My own rejection of Christianity is mostly a matter of temperament - I think one either is or is not inclined to religion, and if one is, one normally takes what’s on offer locally, Christianity, Judaism or whatever. But there also seems to me to be something objectionable at the heart of Christian belief. Would any Creator worthy of respect, let alone adoration, demand a human sacrifice, and provide his own victim, as the price of forgiving His creatures for being as He made them?

At least the Jewish God, in the story of Abraham and Isaac, didn’t let the sacrifice of Isaac actually happen. But God’s motivation is open to criticism. I think. I would respect both Abraham and the Deity here if Abraham had refused to kill Isaac and God had congratulated him on that response.
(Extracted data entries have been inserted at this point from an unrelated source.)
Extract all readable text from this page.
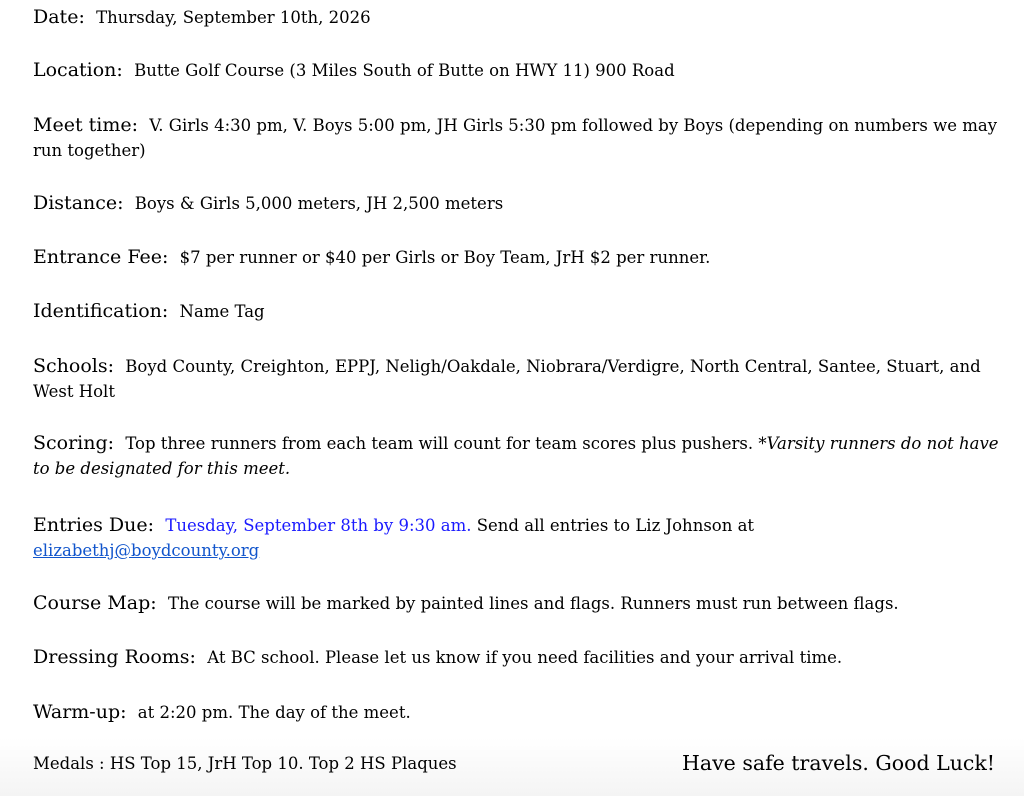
Date: Thursday, September 10th, 2026
Location: Butte Golf Course (3 Miles South of Butte on HWY 11) 900 Road
Meet time: V. Girls 4:30 pm, V. Boys 5:00 pm, JH Girls 5:30 pm followed by Boys (depending on numbers we may run together)
Distance: Boys & Girls 5,000 meters, JH 2,500 meters
Entrance Fee: $7 per runner or $40 per Girls or Boy Team, JrH $2 per runner.
Identification: Name Tag
Schools: Boyd County, Creighton, EPPJ, Neligh/Oakdale, Niobrara/Verdigre, North Central, Santee, Stuart, and West Holt
Scoring: Top three runners from each team will count for team scores plus pushers. *Varsity runners do not have to be designated for this meet.
Entries Due: Tuesday, September 8th by 9:30 am. Send all entries to Liz Johnson at
elizabethj@boydcounty.org
Course Map: The course will be marked by painted lines and flags. Runners must run between flags.
Dressing Rooms: At BC school. Please let us know if you need facilities and your arrival time.
Warm-up: at 2:20 pm. The day of the meet.
Medals : HS Top 15, JrH Top 10. Top 2 HS Plaques	Have safe travels. Good Luck!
God’s satisfaction at seeing that Abraham would have murdered Isaac makes the Deity as imagined in Judaism seem a monster, like the Christian one.

As Lucretius said of the sacrifice of Iphigenia by her father, such are the evils to which religion leads.

Why should adherents of different religions hate one another so readily? I think maybe it’s because they are in fact insecure in their beliefs, but so dependent on them emotionally that they have to pretend to themselves that those beliefs are incontrovertible. And such certainty, as Michel de Montaigne said, is the surest mark of unreason.

I must say, by the way, that from hearing Rabbi Blue on the radio, and seeing his writings occasionally, I have the impression of an admirable person. What a pity he needs to saddle himself with religion, of whatever kind!

I’d be interested to know what other visitors to your website think about these things, but would ask that if anyone wants to comment on this message, they do it through your website, or via yourself, and you do not divulge my e-mail address.

Alex Ritter



The truth about the sacrifice of Isaac is this:

Human sacrifice was practiced by the Canaanites as the ultimate proof of their devotion and obedience to their God. They challenged Abraham to prove his own devotion and obedience to his God by sacrificing Isaac. The story that was enacted was to demonstrate to the Canaanites that human sacrifice was repugnant not only to Abraham but also to the God of Abraham.